4. When reading novels and short-stories, copy any names that particularly strike you. Use only the first or the last name in every case, of course, and do the same when selecting names from the directory or from signs in the street. You would not name your hero Richard Mansfield, nor his uncle John Wanamaker, but you might wish to call the uncle Richard Wanamaker and make John Mansfield the hero.

5. Select from regular theatre programs names that please you, but transpose the first and last names as recommended above. If you choose a French Christian name from one of Henri Bernstein's plays, do not take the surname of another character in the same cast to go with it. Rather take it from another French play, or from a French story in a magazine.

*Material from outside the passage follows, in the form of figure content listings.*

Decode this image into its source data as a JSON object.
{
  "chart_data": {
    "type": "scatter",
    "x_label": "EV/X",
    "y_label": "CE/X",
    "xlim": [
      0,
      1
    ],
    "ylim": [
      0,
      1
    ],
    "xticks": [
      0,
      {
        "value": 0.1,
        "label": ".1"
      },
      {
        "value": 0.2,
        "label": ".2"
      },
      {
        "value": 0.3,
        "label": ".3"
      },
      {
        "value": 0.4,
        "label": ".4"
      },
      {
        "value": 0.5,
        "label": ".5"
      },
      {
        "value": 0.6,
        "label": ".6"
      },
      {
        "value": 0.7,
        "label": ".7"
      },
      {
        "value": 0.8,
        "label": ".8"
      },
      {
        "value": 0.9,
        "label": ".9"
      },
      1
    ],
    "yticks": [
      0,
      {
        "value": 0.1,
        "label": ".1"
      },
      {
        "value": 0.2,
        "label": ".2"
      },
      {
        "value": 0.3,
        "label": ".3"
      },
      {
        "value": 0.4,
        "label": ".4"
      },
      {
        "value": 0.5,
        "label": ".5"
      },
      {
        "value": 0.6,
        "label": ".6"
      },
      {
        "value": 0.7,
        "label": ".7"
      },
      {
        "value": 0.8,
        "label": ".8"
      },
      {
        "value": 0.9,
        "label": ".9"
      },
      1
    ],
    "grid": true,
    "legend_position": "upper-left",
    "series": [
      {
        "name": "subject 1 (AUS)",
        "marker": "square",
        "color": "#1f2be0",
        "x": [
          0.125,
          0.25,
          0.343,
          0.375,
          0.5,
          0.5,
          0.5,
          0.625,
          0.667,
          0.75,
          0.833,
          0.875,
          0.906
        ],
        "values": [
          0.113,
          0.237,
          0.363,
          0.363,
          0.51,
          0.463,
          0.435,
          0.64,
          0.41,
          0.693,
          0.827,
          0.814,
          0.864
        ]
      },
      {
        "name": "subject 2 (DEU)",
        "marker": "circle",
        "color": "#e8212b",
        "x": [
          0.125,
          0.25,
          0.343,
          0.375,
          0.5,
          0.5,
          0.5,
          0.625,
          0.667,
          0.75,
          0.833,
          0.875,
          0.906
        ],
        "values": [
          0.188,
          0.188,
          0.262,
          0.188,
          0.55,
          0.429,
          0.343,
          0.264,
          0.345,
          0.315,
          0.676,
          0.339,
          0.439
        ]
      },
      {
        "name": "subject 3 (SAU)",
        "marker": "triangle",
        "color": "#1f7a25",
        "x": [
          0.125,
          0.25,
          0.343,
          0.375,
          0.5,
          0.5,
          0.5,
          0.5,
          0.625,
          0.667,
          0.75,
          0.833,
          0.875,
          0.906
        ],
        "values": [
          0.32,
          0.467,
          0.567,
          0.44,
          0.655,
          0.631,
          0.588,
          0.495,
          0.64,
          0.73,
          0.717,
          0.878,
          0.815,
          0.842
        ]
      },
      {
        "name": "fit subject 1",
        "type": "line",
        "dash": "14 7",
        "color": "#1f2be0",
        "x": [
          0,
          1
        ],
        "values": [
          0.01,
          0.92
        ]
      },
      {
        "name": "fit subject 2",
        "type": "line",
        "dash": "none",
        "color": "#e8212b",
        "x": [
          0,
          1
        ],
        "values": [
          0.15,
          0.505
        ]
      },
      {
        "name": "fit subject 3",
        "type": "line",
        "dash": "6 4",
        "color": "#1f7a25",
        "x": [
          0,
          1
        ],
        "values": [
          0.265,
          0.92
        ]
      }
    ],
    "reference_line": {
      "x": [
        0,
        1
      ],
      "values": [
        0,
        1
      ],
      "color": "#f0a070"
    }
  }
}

You do not wish to find, when the time does come for your cast of characters to be thrown upon the screen, that the director has found it necessary to change half of your names. Make them so good and so appropriate that there will be absolutely no excuse for altering them.

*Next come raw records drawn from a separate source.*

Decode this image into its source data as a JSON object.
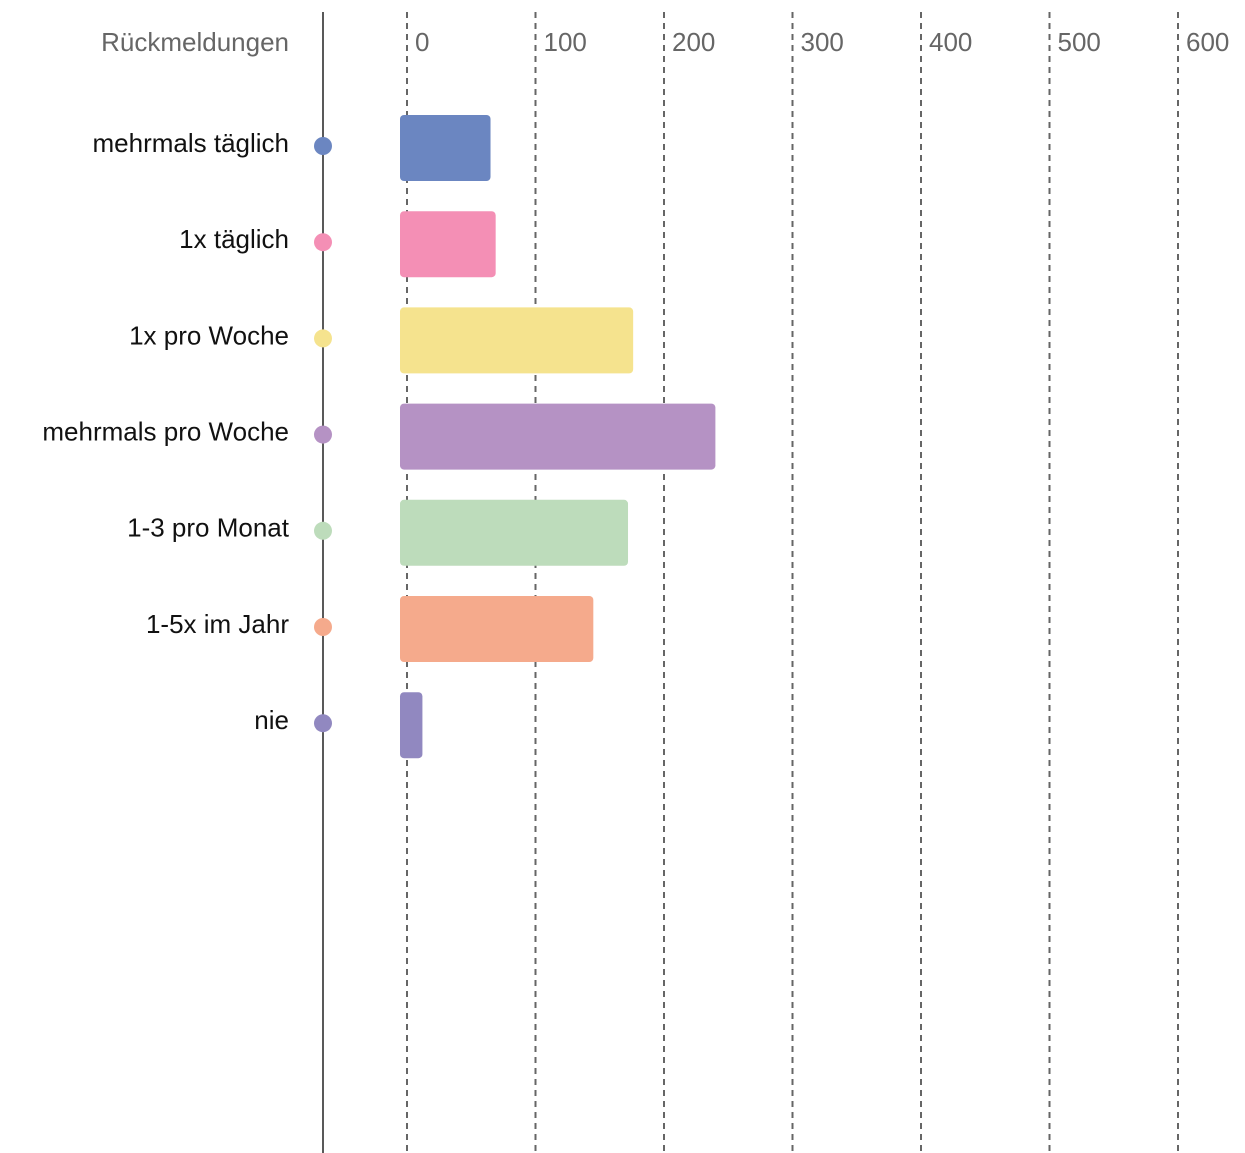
{
  "chart_data": {
    "type": "bar",
    "orientation": "horizontal",
    "category_label": "Rückmeldungen",
    "categories": [
      "mehrmals täglich",
      "1x täglich",
      "1x pro Woche",
      "mehrmals pro Woche",
      "1-3 pro Monat",
      "1-5x im Jahr",
      "nie"
    ],
    "values": [
      65,
      69,
      176,
      240,
      172,
      145,
      12
    ],
    "colors": [
      "#6b86c1",
      "#f48fb5",
      "#f5e38e",
      "#b592c4",
      "#bddcbb",
      "#f5aa8c",
      "#9188c0"
    ],
    "xlim": [
      0,
      600
    ],
    "xticks": [
      0,
      100,
      200,
      300,
      400,
      500,
      600
    ],
    "grid": true,
    "grid_style": "dashed"
  }
}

One thing to be remembered, however, is that the picture spectators of today have been gradually educated up to expecting and approving many things which the spectators of a few years ago would have looked upon as too "highbrow." This is due in no small degree to the many screen adaptations of literary classics and fictional successes generally which have been made, as well as to the large number of stage plays that have been transferred to the screen, for, of course, the authors, publishers and dramatic producers have always stipulated that the casts be kept as they originally were made out—except that occasionally certain characters who in the stage-production of a certain play were merely spoken about and described have been, in the photoplay form, actually introduced, and thus added to the cast. But the point is that there is no longer the frantic striving to keep everything as "short and simple as possible" that once existed, and this applies to everything in the nature of inserts quite as much as to the names used for characters in the picture. Little by little "art" in motion picture production is becoming a reality instead of being merely a high-sounding word used occasionally by the press-agents.

8. Describing the Characters

Since there is no restriction placed upon the way in which a cast of characters is made out, the writer may choose between the simple statement-form, when giving the names of his characters, and that in which the appearance and dominant traits of the character are set forth. You can say:

Silas Gregory, a miser,

or you can draw a picture of the man himself in the very way you describe him, thus:

Silas Gregory, an extremely wealthy and eccentric miser; a bachelor and a man who both by his appearance and his nature repels the friendship of his fellow men; inclined to practice petty cruelty on children and animals; suspicious of and seeming to hate everybody except his old body-servant, Daniels, to whom he is strangely attached.

While the foregoing is a rather long description of a character to be included as part of the cast-outline, and while some of the points in connection with Gregory's nature could be more forcibly demonstrated by having him do little things in the action that would make them apparent, the point is that you are supplying these items of information for the benefit of the editor and the director, and that, as must be apparent, the fuller their understanding of your meaning in everything you write, the better will be their interpretation and production of your story.